D'après Le Figaro, les cymbales d'Istanbul ont une histoire riche et complexe qui remonte au XVIIe siècle. Elles ont accompagné les troupes ottomanes au combat avant de devenir des instruments très prisés des musiciens de jazz. Grâce au savoir-faire d'un orfèvre arménien, Avedis Zildjian, ces percussions ont évolué pour devenir des éléments clés de la musique mondiale.

Ce qu'il faut retenir

  • Les cymbales d'Istanbul ont été utilisées pour la première fois par les orchestres militaires ottomans pour effrayer et démoraliser l'ennemi.
  • Le talent d'Avedis Zildjian a permis de développer un alliage unique et un procédé spécial de traitement des métaux, rendant les cymbales moins fragiles.
  • Les cymbales d'Istanbul sont toujours fabriquées à la main, selon des techniques traditionnelles, sans utiliser d'électricité ni de gaz, uniquement du charbon et du bois.

L'histoire des cymbales

Les cymbales ont rythmé les charges sur les champs de bataille ottomans et résonnent depuis sur les scènes mondiales. Le métal poli avec soin par les coups précis des artisans prend bientôt la forme lisse et sans relief d'un disque très prisé des musiciens. Avedis Zildjian a développé l'alliage unique et un procédé spécial de traitement des métaux qui rend les cymbales moins fragiles, s'attirant en 1623 les louanges du sultan qui lui a permis d'ouvrir un atelier.

Le secret de fabrication a été transmis de génération en génération, et bien que l'atelier Zildjian ait quitté Istanbul pour l'Amérique dans les derniers jours de l'Empire, d'autres artisans formés par les maîtres de Zildjian ont perpétué la tradition. Aujourd'hui, Istanbul demeure le lieu d'excellence en matière de cymbales, où une poignée de marques produisent encore du bronze martelé à la main selon des techniques mises au point il y a plus de 400 ans.

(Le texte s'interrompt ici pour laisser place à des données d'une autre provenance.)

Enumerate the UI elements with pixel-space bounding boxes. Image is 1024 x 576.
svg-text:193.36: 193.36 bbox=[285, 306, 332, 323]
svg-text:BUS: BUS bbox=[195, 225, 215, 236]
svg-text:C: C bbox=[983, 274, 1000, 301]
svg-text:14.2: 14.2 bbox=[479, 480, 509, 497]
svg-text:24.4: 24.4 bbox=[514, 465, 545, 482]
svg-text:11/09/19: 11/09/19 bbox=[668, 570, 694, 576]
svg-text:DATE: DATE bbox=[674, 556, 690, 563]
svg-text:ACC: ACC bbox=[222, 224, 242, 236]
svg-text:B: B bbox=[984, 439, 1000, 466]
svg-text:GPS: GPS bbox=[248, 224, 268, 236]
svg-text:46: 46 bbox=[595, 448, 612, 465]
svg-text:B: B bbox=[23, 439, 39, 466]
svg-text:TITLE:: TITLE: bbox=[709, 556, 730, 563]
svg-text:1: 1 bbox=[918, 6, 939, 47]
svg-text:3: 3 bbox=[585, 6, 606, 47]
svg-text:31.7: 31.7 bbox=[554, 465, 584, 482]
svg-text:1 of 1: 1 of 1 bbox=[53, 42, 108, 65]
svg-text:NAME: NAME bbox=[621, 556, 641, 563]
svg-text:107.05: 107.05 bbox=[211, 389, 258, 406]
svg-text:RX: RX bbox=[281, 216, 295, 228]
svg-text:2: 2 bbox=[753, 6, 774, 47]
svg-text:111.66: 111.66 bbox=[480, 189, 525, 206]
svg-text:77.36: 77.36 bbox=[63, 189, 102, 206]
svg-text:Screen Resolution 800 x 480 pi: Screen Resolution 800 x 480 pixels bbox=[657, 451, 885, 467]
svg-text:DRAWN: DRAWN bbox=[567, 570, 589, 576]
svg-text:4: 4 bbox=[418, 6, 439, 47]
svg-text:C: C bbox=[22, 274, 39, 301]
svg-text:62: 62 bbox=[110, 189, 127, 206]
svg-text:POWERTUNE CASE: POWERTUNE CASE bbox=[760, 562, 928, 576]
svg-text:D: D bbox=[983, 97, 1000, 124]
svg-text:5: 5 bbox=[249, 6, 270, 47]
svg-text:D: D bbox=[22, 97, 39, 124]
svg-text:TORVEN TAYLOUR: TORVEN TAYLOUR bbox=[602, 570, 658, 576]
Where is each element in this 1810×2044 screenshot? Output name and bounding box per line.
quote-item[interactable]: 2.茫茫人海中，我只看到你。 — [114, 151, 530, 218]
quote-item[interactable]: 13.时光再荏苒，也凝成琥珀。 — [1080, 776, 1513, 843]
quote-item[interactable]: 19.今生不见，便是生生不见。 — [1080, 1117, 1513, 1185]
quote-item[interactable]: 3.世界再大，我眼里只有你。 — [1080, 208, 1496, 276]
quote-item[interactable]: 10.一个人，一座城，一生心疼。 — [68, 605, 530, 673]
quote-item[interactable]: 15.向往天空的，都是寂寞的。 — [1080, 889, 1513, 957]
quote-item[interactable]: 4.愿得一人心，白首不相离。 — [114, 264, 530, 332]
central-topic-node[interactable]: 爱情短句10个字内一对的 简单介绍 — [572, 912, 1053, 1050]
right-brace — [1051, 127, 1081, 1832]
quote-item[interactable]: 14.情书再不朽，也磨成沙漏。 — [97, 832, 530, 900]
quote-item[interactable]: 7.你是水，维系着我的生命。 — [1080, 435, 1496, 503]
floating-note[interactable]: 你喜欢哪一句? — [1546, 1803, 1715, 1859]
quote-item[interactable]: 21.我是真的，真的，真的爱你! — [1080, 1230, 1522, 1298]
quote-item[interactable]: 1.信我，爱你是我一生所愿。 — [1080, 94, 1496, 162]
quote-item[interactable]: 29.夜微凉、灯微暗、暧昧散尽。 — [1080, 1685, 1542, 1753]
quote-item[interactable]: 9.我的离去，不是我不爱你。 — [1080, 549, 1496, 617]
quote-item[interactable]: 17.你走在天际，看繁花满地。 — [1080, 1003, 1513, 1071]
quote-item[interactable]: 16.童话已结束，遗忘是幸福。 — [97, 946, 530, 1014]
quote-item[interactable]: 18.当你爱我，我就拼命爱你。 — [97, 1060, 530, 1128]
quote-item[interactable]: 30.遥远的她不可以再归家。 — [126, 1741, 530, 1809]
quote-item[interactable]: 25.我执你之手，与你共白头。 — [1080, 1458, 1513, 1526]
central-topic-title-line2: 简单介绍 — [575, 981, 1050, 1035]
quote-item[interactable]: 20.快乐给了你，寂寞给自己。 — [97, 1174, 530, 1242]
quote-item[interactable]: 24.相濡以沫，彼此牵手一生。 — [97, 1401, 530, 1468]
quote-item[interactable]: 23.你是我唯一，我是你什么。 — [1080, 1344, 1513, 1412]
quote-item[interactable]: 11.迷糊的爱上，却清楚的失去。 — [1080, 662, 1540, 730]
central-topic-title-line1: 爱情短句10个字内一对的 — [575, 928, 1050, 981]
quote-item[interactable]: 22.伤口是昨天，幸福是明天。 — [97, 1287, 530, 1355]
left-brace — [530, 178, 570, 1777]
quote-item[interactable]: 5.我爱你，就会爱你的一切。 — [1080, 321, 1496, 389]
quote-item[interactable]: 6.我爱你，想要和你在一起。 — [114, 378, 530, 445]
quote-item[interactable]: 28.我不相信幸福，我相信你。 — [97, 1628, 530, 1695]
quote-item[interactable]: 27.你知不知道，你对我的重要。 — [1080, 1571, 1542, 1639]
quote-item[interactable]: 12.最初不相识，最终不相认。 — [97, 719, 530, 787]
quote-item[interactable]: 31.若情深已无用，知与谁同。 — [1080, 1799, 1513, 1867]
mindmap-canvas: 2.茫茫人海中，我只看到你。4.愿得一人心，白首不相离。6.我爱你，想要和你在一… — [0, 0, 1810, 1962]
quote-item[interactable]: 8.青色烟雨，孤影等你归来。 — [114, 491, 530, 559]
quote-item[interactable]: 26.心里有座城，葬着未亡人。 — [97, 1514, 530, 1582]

La fabrication des cymbales

La fabrication des cymbales est un processus complexe qui nécessite beaucoup de patience et de savoir-faire. La coulée d'une cymbale peut prendre jusqu'à une semaine, selon Mehmet Ozturk, commercial chez Bosphorus Cymbals. Les cymbales sont faites d'un alliage de cuivre et d'étain, fondu en bronze liquide et versé dans des moules, puis refroidi pour donner des ébauches en forme de disque.

D'un geste rapide, un ouvrier muni d'une longue pelle à manche place les ébauches dans le four incandescent et en retire d'autres, passées jusqu'à quinze fois dans le laminoir pour comprimer et étirer le métal, ensuite trempé à l'eau. Chaque étape est cruciale, assure le maître Hasan Seker, qui a cofondé Bosphorus Cymbals en 1996.

L'importance des cymbales pour les musiciens de jazz

Pour les musiciens de jazz, les cymbales d'Istanbul sont très prisées pour leur son unique et leur singularité. Le batteur Derin Bayhan affirme qu'il ne peut utiliser que des cymbales fabriquées à Istanbul, « entièrement faites main » car chacune a un son unique. « Même de la même série, du même poids et de la même structure, deux cymbales ne correspondent pas parfaitement : c'est chaque fois une aventure », indique-t-il.

L'historien du jazz Berk Ozler explique que la tradition d'Istanbul reste si populaire parmi les musiciens de jazz malgré le départ de la famille Zildjian, car les cymbales d'Istanbul sont restées fabriquées à la main, ce qui leur donne une singularité qui les rend si précieuses.

Et maintenant ?

Les cymbales d'Istanbul continueront de jouer un rôle important dans la musique mondiale, notamment dans le jazz. Les musiciens de jazz continueront de rechercher ces cymbales pour leur son unique et leur singularité. L'avenir des cymbales d'Istanbul semble prometteur, avec de nouvelles générations d'artisans qui perpétuent la tradition.

En conclusion, l'histoire des cymbales d'Istanbul est riche et complexe, alliant tradition et innovation. De la bataille ottomane au jazz, ces percussions ont évolué pour devenir des éléments clés de la musique mondiale. Les cymbales d'Istanbul resteront un symbole de l'excellence de la fabrication artisanale et de la créativité musicale.